Dr. Segar's approach (which she calls Smart Women Don't Diet -- see why we love her?) is to ditch all those negative rules and find the positive in physical activity instead. Forget about "I have to lose 10 pounds," or "if I can't get in at least 30 minutes on the treadmill, I might as well not bother." (I used to be big on that last one.) Instead, try Dr. Segar's tips to make your next workout a happy one:

*Decide how you want your workout to make you feel. Relaxed? Energized? Peaceful? "The purpose is not to burn calories, it's to give yourself a gift," Dr. Segar explains. "So think about what kind of experience you'd enjoy the most."

*Pick an activity that will give you that experience. "If you want to feel expansive and peaceful, you may want to walk in the woods instead of heading to the gym," she notes. If you want a social experience, plan something you can do with a friend that day. Don't worry if it's not your usual workout -- just pick something you'll enjoy. 

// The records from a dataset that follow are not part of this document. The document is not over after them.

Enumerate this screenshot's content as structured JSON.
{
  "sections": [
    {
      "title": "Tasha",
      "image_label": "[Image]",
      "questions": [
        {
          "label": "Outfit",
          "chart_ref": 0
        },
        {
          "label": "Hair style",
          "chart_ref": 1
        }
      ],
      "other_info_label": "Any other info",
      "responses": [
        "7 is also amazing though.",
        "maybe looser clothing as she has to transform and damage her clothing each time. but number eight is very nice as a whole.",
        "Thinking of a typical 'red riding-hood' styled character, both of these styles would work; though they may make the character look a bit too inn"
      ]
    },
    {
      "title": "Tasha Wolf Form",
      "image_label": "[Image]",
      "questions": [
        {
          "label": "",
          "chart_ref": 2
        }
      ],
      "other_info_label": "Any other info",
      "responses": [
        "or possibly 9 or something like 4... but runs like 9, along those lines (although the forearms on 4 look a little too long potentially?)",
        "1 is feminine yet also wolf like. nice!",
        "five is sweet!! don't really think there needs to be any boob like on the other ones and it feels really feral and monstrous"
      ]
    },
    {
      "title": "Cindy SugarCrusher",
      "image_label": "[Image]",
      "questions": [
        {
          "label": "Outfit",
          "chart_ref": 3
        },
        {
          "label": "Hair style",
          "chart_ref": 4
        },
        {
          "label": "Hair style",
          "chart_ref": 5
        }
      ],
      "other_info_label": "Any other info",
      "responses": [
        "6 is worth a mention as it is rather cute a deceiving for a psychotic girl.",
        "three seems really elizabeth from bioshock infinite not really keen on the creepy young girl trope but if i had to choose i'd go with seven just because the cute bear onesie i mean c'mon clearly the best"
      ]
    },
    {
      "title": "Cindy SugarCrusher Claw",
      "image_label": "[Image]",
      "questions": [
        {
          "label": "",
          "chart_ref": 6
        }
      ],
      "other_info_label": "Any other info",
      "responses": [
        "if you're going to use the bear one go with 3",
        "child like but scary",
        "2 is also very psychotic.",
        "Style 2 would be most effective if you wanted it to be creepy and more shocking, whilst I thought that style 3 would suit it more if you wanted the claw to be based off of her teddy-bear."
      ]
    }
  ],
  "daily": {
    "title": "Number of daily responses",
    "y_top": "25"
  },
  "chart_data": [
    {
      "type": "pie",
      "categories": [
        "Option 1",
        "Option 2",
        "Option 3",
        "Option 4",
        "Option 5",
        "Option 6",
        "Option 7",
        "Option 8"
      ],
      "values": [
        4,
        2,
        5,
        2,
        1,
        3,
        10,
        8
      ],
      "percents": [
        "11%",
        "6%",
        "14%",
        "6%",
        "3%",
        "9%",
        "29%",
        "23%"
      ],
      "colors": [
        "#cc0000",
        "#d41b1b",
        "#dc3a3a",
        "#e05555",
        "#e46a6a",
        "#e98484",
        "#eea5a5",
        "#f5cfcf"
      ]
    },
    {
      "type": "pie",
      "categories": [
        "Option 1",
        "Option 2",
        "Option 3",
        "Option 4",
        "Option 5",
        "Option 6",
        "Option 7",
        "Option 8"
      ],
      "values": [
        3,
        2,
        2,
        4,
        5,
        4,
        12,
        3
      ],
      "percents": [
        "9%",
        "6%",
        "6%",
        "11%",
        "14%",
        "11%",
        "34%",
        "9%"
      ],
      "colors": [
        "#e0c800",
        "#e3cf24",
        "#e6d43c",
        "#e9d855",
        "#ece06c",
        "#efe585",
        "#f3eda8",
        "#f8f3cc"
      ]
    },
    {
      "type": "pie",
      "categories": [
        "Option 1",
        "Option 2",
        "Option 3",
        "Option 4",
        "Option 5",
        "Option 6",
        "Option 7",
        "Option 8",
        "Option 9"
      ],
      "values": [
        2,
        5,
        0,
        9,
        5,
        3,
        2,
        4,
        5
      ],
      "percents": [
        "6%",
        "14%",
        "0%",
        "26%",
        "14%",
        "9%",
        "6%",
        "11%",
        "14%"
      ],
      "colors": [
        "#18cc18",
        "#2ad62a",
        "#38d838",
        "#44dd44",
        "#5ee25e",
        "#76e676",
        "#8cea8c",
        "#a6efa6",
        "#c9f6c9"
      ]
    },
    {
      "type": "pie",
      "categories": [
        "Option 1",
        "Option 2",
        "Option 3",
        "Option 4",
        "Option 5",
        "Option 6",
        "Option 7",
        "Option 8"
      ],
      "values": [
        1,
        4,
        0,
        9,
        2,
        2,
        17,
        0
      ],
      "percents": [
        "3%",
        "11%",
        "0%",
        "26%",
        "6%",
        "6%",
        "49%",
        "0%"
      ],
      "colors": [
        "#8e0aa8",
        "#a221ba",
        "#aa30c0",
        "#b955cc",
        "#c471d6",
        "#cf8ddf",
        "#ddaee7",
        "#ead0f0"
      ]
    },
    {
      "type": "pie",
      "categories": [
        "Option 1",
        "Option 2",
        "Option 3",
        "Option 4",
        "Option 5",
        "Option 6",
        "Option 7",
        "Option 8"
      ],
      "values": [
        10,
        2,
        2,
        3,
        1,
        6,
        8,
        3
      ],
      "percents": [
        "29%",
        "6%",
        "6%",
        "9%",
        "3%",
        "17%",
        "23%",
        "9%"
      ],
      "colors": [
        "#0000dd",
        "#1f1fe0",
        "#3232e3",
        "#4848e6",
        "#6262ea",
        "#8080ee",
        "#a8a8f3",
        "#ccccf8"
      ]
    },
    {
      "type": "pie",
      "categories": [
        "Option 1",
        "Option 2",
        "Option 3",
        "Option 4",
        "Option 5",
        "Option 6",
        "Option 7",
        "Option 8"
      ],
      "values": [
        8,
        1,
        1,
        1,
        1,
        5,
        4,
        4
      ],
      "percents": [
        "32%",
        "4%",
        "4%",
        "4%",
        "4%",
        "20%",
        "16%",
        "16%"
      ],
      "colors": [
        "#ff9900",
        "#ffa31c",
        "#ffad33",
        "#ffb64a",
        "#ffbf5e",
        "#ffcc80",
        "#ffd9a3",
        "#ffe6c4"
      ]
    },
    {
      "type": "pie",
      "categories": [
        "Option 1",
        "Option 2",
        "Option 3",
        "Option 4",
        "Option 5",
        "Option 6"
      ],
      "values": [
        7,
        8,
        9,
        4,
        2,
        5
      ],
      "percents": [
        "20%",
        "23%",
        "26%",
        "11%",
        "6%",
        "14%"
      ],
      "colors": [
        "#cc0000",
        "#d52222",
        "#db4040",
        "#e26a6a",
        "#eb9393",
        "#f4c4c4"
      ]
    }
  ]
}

*Anticipate potential barriers to this experience. Most of them are going to be the voices in your head saying your chosen activity is "too easy," or "too hard," or otherwise doesn't fit the usual definition of "working out." Ignore those. If you're encountering practical barriers -- like a crazy schedule -- think about breaking the experience up into smaller pieces you can do over the course of a day or week. "Exercise has to fit into our lives, not the other way around," says Dr. Segar.

The best part? "A lot of my clients ultimately decide to kick up the frequency or intensity level of their workouts and see real benefits," says Dr. Segar. "The key is that they're directing the show -- they aren't forcing themselves to exercise because they think they 'have to.'" Because once you find an exercise experience that makes you happy (for me it's hiking or yoga) you'll want to do it. A lot. Like, enough to improve your health.

And you didn't even have to yell at yourself once.